The device for designing a personalized virtual singer through singing voice conversion as claimed in claim 8, wherein the processor includes calculating the classification loss used to describe the acoustic features synthesized by the speech conversion model belonging to a target domain, and training a classifier of the speech conversion model by minimizing the classification loss so that the acoustic features are classified into the corresponding target domain.

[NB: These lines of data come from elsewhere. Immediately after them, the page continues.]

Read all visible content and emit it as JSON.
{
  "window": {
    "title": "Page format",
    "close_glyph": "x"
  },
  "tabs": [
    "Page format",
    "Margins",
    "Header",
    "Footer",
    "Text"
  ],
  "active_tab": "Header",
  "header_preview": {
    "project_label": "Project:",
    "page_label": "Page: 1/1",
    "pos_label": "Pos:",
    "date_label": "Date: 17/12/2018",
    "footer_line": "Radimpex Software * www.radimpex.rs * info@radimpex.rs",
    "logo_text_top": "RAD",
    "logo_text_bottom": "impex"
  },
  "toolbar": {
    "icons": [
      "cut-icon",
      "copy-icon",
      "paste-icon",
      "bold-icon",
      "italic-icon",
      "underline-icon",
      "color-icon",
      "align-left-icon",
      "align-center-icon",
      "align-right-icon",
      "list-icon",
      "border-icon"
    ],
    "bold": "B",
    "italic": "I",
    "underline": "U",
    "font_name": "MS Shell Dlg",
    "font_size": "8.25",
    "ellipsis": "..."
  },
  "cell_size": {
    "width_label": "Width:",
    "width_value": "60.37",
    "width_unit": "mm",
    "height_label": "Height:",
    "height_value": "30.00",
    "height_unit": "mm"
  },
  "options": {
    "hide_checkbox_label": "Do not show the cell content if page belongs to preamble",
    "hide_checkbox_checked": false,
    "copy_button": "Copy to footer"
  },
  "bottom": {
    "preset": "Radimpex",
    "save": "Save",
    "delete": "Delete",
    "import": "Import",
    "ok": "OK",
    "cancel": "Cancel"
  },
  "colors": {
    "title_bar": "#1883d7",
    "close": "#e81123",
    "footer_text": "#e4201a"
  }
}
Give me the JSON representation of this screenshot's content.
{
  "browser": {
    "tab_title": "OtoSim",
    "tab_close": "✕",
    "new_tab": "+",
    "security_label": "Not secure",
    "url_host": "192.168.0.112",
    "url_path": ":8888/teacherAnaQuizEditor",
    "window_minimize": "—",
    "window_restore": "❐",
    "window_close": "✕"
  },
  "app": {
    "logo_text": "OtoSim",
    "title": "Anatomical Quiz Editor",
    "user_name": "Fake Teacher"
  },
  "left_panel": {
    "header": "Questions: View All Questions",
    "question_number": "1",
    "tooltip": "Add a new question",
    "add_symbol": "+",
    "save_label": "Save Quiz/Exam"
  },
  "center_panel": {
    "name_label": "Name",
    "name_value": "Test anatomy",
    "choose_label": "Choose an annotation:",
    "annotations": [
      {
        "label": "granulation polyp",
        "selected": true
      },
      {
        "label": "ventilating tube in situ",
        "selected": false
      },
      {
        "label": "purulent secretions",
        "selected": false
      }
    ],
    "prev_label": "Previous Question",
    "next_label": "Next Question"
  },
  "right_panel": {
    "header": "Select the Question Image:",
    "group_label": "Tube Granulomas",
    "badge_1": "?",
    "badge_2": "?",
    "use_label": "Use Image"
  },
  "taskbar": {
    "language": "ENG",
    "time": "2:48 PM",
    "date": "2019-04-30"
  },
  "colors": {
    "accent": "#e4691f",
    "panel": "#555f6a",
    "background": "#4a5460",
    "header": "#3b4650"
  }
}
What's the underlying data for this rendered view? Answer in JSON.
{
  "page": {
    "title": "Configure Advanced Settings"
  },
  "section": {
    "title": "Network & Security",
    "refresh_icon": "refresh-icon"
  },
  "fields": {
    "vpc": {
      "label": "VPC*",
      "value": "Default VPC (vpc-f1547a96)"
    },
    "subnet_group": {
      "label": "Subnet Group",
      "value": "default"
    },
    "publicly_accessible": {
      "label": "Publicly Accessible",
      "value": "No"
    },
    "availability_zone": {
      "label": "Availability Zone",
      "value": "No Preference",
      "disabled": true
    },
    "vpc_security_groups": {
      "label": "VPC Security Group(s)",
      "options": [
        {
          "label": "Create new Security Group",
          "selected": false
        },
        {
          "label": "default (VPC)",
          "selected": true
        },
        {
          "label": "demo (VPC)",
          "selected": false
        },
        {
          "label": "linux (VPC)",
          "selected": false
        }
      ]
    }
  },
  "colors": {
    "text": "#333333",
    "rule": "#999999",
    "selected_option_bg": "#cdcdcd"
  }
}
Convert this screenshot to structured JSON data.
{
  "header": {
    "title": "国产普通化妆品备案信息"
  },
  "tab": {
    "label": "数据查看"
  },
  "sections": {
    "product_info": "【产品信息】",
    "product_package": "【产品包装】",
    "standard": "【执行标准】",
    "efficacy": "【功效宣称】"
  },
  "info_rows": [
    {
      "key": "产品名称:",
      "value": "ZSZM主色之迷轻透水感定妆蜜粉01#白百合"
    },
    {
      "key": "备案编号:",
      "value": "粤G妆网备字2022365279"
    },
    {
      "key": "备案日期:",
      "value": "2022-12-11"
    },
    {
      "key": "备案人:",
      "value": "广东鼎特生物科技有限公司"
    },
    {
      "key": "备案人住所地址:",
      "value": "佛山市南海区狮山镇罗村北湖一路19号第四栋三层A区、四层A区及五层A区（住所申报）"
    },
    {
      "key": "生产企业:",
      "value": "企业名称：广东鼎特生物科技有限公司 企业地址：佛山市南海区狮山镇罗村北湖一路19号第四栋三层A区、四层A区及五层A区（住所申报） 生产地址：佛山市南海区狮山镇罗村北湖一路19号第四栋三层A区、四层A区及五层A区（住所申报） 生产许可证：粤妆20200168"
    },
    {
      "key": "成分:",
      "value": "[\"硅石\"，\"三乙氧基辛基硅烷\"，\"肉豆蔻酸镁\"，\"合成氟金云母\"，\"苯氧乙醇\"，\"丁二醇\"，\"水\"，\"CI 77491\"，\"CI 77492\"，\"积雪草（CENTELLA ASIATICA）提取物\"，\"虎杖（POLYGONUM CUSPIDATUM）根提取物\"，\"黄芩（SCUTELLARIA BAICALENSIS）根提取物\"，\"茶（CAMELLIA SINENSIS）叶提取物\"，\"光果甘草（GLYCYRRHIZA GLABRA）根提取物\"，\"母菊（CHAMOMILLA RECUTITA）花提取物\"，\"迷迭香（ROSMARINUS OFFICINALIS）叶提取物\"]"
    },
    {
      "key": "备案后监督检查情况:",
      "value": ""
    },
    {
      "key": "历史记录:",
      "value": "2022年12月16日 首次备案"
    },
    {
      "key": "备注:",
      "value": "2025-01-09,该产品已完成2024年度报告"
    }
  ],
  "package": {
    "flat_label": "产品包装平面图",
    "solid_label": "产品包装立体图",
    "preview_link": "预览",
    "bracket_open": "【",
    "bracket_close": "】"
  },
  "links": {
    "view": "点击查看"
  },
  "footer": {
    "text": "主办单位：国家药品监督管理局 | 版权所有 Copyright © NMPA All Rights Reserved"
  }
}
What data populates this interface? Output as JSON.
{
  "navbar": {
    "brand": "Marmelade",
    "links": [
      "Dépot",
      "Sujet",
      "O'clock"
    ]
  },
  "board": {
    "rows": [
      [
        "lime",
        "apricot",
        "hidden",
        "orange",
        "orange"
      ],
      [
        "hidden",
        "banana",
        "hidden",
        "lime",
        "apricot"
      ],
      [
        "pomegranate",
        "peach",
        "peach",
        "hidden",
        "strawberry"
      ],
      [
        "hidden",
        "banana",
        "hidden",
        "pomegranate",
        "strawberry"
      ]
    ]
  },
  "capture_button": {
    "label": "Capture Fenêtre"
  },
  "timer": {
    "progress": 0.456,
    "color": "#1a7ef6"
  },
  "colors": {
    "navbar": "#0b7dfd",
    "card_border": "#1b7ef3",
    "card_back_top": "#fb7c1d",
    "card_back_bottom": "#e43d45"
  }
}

The device for designing a personalized virtual singer through singing voice conversion as described in claim 8, wherein the processor includes calculating the cycle consistency loss used to describe the language consistency of the output features and the acoustic features after conversion, and ensuring the language consistency of the output features and the acoustic features by minimizing the cycle consistency loss.

The device for designing a personalized virtual singer through singing voice conversion as described in claim 8, wherein the processor includes calculating the identity mapping loss used to describe the component of the converted output feature that retains the input feature, and by The identity mapping loss is minimized to preserve components of the input features in the output features.

The device for designing a personalized virtual singer through singing voice conversion as described in claim 8, wherein the processor includes multiplying the calculated classification loss, the cycle consistency loss and the identity mapping loss by corresponding weights respectively , to weight the importance of the classification loss, the period consistency loss and the identity mapping loss relative to the adversarial loss.